Уютно раскинулись домики небольшого городка в долине между скалой и отрогами Карпат, неслышно несла свои воды в бурный и светло-коричневый Дунай зеленоглазая красавица Морава. Слева, за высокими холмами, покрытыми лесом, из-за которых приходил к Девину Дунай, лежала Вена — столица «лоскутной монархии», откуда управлялись и угнетались все эти мирные, добрые и трудолюбивые земли.

Глядя в сторону Вены, упрямо облокотившись о поручни, Филимон с вызовом произнес словацкую поговорку: «Мы были здесь до Австрии, будем и после Австрии!»

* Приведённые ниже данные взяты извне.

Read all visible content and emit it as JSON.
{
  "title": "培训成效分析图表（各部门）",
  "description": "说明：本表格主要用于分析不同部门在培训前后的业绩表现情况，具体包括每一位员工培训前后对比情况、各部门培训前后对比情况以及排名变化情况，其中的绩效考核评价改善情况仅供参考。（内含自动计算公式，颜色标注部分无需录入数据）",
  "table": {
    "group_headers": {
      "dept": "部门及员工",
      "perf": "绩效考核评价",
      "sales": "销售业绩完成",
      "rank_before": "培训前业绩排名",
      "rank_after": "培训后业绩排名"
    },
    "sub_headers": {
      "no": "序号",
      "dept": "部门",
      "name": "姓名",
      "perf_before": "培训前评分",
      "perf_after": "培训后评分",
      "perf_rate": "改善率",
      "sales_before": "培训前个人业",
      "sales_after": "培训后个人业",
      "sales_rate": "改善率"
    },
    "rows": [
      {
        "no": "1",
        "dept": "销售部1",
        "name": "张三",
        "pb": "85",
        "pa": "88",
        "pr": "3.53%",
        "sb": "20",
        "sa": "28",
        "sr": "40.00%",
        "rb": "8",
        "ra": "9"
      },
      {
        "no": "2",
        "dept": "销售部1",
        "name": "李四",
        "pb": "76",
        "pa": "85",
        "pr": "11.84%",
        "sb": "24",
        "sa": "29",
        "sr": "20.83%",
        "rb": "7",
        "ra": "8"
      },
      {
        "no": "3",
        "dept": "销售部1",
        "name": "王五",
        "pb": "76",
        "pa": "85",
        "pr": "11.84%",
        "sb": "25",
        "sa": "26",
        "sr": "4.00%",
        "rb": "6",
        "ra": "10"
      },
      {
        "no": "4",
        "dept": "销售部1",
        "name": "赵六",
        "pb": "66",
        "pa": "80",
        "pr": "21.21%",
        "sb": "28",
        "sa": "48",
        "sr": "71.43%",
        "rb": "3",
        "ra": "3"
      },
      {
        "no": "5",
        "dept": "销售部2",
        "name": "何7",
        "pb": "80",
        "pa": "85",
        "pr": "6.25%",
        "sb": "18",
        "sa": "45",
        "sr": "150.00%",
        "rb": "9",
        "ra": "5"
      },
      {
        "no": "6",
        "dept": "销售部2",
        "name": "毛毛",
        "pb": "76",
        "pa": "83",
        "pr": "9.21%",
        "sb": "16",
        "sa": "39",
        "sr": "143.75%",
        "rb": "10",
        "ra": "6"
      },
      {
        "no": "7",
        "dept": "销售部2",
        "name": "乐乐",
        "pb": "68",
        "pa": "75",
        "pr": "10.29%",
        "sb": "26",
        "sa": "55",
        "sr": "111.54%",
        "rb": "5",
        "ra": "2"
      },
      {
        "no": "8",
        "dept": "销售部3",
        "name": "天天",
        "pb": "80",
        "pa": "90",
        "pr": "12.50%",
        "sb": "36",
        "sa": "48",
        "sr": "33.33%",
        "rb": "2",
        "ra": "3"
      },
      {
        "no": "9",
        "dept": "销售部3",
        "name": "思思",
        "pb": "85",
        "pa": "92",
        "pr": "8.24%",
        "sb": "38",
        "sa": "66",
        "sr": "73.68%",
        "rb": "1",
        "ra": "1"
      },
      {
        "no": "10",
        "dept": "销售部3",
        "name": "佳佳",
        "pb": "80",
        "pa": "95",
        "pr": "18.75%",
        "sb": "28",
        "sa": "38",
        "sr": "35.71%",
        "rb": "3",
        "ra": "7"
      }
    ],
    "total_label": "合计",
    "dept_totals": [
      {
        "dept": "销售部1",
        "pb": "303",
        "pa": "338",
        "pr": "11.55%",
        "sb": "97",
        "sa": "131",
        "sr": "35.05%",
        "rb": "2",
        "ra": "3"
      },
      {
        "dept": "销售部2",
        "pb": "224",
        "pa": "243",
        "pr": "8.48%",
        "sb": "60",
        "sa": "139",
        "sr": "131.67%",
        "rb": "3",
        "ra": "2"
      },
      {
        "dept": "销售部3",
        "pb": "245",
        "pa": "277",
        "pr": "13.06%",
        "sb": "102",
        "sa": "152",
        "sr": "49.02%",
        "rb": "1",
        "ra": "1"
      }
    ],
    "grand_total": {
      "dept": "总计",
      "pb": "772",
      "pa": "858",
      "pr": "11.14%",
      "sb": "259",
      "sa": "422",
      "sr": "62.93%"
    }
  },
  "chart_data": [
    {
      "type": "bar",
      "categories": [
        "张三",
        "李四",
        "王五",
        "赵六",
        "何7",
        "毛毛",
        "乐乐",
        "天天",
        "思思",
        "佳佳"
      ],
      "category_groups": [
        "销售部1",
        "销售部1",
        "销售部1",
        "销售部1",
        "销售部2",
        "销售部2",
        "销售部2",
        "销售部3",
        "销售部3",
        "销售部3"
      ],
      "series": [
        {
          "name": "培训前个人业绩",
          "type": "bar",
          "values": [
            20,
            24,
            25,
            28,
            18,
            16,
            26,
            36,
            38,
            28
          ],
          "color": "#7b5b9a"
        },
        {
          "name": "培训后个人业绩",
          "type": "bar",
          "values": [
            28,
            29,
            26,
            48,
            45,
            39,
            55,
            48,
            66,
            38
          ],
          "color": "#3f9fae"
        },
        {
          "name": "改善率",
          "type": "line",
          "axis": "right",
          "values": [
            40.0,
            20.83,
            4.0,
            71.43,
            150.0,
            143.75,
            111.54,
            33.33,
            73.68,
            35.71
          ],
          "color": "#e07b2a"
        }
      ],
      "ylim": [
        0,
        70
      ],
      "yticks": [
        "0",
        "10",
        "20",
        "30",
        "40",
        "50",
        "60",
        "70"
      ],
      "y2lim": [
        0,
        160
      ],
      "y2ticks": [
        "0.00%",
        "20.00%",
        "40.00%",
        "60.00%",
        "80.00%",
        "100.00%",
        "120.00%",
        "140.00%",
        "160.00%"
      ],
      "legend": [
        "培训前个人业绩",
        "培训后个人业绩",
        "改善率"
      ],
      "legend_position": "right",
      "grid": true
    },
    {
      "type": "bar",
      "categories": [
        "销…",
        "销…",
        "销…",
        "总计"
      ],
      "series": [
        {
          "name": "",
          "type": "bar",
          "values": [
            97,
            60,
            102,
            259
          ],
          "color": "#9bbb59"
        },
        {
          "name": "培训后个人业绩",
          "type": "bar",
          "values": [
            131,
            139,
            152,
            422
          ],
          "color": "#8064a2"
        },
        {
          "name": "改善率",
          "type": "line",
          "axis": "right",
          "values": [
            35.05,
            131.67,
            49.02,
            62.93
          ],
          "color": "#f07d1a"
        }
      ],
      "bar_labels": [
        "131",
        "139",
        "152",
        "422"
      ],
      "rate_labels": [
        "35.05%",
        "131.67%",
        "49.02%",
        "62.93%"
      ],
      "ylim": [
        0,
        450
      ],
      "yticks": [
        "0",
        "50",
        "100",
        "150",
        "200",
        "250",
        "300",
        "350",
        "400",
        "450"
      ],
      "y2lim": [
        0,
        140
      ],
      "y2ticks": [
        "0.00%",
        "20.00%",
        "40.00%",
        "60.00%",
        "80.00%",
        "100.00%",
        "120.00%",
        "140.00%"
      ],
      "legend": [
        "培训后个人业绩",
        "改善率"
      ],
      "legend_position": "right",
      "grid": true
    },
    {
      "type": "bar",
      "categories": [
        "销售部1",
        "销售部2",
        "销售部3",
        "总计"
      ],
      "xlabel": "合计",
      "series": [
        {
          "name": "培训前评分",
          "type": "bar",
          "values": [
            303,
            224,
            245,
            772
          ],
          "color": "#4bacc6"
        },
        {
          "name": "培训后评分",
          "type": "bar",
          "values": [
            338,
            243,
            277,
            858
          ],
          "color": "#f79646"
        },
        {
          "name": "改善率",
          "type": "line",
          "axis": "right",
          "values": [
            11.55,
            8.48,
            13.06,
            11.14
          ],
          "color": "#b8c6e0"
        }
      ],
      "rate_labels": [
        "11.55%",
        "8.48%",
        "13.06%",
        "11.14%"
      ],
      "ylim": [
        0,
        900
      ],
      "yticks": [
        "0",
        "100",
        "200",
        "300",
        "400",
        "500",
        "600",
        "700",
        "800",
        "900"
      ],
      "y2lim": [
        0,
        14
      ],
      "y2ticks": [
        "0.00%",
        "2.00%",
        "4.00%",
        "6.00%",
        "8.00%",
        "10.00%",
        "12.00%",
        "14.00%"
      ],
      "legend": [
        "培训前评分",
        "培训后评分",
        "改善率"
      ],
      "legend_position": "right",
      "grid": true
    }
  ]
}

6. Вена, сентябрь 1912 года

Летний зной необыкновенно долго держался в тот год на берегах Дуная. Венцы, большие любители уличной жизни на променадах и в открытых кафе под пестрыми маркизами, с утра и до поздней ночи наполняли парки, скверы, набережные… Фиакры и моторы неторопливо двигались по улицам и Рингу, перед ними так же лениво перебегали дорогу мальчишки-посыльные и разносчики товаров, отчаянно звеня, толпу рассекали красные трамваи…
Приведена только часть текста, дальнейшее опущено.